その足取りは咲良と理由は違えど酷く覚束無い。
「布団が……吹っ飛んだ……っ」
晴香は未だツボに入り続けているようで、既に軽く過呼吸を起こしているようだった。自分でも制御できないほど笑っているのもなんとも晴香らしい。
私も二人に続かんと歩き始めたとき、柔らかな声が私を引き止めた。
「藍子ちゃん」
「……はい?」
「これからも―――咲良を頼むよ」
少し詰まるような突然の台詞に違和感を覚えながらも、私は、はいと首肯する。
柔和ながらも神妙な面持ちで私たちを見送るおじさんを尻目に、私は先行する二人を追いかけ、登校を再開したのだった。

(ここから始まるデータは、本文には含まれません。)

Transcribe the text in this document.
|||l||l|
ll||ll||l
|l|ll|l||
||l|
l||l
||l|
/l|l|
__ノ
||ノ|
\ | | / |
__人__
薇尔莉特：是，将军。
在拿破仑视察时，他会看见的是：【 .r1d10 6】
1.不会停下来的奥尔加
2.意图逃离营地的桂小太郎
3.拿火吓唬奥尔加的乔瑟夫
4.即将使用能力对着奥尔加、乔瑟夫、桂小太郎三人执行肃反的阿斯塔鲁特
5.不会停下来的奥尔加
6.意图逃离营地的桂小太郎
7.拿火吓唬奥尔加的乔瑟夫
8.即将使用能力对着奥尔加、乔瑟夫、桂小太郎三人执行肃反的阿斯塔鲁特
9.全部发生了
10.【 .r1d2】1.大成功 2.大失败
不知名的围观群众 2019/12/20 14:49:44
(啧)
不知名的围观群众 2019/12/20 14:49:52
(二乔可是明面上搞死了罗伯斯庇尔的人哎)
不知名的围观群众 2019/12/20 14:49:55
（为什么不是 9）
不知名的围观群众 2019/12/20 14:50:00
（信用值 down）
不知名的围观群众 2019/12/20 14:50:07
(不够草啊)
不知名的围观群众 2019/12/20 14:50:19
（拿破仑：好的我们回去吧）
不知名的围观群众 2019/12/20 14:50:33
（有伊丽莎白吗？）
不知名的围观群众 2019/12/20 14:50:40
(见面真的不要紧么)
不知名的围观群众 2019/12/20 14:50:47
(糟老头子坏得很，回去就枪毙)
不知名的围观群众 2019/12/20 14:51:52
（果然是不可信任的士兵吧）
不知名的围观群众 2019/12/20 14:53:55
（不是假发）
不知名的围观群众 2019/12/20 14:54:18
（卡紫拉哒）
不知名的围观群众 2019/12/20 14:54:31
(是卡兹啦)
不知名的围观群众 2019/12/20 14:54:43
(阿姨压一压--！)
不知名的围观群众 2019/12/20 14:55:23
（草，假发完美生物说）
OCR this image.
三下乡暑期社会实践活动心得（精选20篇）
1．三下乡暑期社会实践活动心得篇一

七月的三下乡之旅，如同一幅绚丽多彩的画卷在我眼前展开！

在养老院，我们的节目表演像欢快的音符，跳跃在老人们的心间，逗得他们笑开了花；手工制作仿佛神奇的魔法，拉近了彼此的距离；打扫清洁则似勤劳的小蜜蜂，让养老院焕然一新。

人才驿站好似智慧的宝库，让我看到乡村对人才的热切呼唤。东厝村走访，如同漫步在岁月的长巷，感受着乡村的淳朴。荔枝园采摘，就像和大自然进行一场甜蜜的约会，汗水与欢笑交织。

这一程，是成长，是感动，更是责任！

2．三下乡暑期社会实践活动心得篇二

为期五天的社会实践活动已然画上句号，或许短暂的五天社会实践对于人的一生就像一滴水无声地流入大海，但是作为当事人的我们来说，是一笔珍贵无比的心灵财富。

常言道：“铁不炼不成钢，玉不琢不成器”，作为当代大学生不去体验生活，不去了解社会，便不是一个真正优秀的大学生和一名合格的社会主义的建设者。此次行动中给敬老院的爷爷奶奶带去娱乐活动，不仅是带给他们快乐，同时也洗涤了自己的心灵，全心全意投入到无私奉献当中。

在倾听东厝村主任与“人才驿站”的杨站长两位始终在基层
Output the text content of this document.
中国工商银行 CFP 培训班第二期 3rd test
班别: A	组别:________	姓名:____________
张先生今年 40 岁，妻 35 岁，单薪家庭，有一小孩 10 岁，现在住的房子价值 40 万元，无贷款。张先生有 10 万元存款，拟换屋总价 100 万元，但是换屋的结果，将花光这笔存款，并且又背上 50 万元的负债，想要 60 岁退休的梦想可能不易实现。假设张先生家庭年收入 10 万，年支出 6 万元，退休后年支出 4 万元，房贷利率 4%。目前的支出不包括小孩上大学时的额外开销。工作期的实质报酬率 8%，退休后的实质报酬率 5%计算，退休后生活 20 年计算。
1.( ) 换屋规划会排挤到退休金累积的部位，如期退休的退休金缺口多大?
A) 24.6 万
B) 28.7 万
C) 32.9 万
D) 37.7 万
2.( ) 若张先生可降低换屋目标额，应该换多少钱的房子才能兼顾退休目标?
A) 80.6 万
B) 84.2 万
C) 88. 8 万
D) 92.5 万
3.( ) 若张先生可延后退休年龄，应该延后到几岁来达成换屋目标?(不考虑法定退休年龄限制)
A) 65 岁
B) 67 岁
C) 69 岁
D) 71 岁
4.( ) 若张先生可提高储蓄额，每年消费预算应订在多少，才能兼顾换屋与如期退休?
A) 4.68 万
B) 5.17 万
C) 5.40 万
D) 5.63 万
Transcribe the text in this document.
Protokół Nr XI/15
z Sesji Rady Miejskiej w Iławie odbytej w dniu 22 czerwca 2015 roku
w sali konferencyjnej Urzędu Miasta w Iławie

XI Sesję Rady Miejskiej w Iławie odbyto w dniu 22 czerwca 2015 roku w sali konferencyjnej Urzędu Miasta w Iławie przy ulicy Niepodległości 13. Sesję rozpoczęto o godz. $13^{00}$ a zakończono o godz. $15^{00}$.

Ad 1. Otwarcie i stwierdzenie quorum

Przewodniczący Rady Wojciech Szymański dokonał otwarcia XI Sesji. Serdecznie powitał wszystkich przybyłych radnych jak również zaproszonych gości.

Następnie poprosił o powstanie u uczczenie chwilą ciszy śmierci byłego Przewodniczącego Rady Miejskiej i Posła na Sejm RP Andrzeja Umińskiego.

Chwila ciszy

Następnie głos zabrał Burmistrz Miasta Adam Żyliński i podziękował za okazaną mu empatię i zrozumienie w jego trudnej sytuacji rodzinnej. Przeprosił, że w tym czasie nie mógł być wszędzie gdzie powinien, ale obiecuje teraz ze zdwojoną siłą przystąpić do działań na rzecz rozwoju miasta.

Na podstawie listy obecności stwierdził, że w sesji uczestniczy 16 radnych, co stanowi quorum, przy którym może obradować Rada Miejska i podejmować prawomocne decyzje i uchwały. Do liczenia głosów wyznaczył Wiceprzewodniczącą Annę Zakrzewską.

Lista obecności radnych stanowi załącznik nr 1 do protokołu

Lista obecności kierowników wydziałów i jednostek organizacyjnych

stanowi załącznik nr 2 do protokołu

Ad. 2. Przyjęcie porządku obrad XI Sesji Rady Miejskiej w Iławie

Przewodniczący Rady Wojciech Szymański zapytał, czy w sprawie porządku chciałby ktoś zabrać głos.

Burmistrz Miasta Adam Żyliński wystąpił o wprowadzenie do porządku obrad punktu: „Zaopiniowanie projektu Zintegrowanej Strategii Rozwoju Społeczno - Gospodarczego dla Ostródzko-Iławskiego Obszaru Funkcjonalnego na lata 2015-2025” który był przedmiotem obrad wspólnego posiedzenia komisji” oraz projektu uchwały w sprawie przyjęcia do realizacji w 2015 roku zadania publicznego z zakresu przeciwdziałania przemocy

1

アサコウ、こと旭陽高校は市内の中心部にある極めて都会的な立地であり、特に膝下にある柏丘中などは言わずもがなの富裕層御用達の学区となっていた。
しかしながら、旭陽地区は市内を代表する山である妹尾山の山麓でもあり、同高校に通うには途方もない坂道を登る羽目になる。それは北海道に住む者の宿命とでも言うべきで、柏丘の地名などもまさに丘そのものから来ているのだろう。
こう考えると中心部というのも存外羨ましくもない。
「……長いよこの坂!馬鹿なんじゃないの!?」
ついに痺れを切らしたように晴香が喚く。
坂道はまだ中腹ほどで、高校の姿は依然見えない。正確に言うと、長いというよりは坂の傾斜が結構急なのだ。それゆえに脚への負担は大きくなる。
都会側に住む人間であればスクールバスが学校の真下まで通っているが、決してアクセスの良いとは言えない東景はその恩恵を受けることはない。バスの停留所まで歩くくらいなら学校に直で向かうのと相違ないのである。
「もう少しだけだから……頑張ろ?」
苦笑いで励ます咲良も疲れの色は濃く、すでに息が切れ切れになっている。私も二人の会話に入り込む余裕もなく、黙々と歩き続けていく。
他の旭陽生もちらほら見受けられ、徒歩通学をしているとなると大方の出身中学は限られてくる。どの生徒も黙々と坂を登り続けており、歩調などで何となく学年も察しがつく。
「ここも慣れれば……楽になるのかな……」
咲良は既に死んだ魚のような生気の失せた目である。
私は、だといいんだけど、と返すと明らかにペースの落ちてきた咲良の手を掴んで前へと進み始める。
「……藍子、あとどれくらい?」
「あと10分弱だから、頑張ろ」
10分弱という私の言葉に、咲良は乾いた笑い声を上げると、ガックリと肩を落とす。
目の前では喧しく晴香がブツブツ文句を言い続けていながらも、先頭に立って元気に坂道を闊歩していく。
「……藍子、私が死んだら椿季のこと、お願いね……?」
「馬鹿なこと言わないの」
悲観的になる咲良を励ましながら、私は周りの景色にも目を向けてみる。高級住宅街の柏丘地区だけあり、東景では見られないような豪勢で優美な一戸建てが美を競い合うようにして立ち並んでいる。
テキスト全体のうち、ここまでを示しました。